Our daily tasks consisted of cleaning the tanks and feeding the turtles. The turtles were wild but some like Angie begged for human interaction. I remember every time I was cleaning her tank with the siphon, she was following me around, biting the siphon and didn’t stop until I gave her some attention. Their carcass can be compared to our nails. A gentle scratch on their back is a real threat for them. She wiggled her carcass left and right creating huge waves in her tank. However turtles have a short-term memory and will forget this rare human interaction. So if you don’t want to lose a finger, don’t touch a wild animal!

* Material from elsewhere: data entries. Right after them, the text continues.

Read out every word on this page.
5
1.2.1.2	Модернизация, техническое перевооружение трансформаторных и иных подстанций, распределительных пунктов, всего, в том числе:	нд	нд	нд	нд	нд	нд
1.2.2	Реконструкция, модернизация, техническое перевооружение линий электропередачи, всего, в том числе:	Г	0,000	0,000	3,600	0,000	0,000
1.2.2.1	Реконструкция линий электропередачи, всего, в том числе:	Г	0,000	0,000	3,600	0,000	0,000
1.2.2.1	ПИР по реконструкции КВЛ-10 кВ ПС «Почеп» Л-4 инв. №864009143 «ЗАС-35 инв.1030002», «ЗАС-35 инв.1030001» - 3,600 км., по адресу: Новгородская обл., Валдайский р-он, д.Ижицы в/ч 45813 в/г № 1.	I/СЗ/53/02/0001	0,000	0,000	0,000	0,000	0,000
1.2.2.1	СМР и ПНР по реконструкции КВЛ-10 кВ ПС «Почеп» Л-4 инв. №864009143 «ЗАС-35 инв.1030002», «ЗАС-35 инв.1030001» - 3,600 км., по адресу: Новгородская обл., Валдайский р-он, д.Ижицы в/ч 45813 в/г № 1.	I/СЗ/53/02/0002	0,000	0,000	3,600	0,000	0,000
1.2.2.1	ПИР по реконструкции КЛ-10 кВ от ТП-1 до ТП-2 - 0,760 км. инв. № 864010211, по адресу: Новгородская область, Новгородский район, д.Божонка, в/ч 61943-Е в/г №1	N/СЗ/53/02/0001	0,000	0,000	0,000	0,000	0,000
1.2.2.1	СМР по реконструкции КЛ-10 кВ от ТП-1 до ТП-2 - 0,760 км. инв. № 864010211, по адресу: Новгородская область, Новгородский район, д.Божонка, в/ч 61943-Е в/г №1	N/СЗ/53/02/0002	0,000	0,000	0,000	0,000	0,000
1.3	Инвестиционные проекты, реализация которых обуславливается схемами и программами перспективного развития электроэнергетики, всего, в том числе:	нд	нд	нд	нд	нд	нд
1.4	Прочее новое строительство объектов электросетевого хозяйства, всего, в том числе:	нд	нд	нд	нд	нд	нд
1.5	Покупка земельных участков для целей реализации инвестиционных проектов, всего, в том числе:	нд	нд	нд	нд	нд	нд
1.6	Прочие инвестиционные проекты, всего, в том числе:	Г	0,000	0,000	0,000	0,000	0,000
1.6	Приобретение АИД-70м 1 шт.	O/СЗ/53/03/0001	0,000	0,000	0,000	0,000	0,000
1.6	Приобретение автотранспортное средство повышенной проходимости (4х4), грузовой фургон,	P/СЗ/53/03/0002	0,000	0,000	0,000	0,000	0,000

Another task was feeding them. Most turtles eat grass but in the centre they have to be fattened up for release so we feed some squid and others shrimp. Rennie hated squid and would only eat shrimp even if the first was better for her. But I found a great way of tricking her. Before feeding her the squid I let them sit in shrimp juice!

I would have loved to witness the release of a patient at CTRC. Even though our contribution was small, it felt meaningful. “Sea turtles are the catalysts for the health of the Great Barrier Reef.” says Jennie Gilbert. If she’s right, and I believe so, us humans are the turtles worst enemy!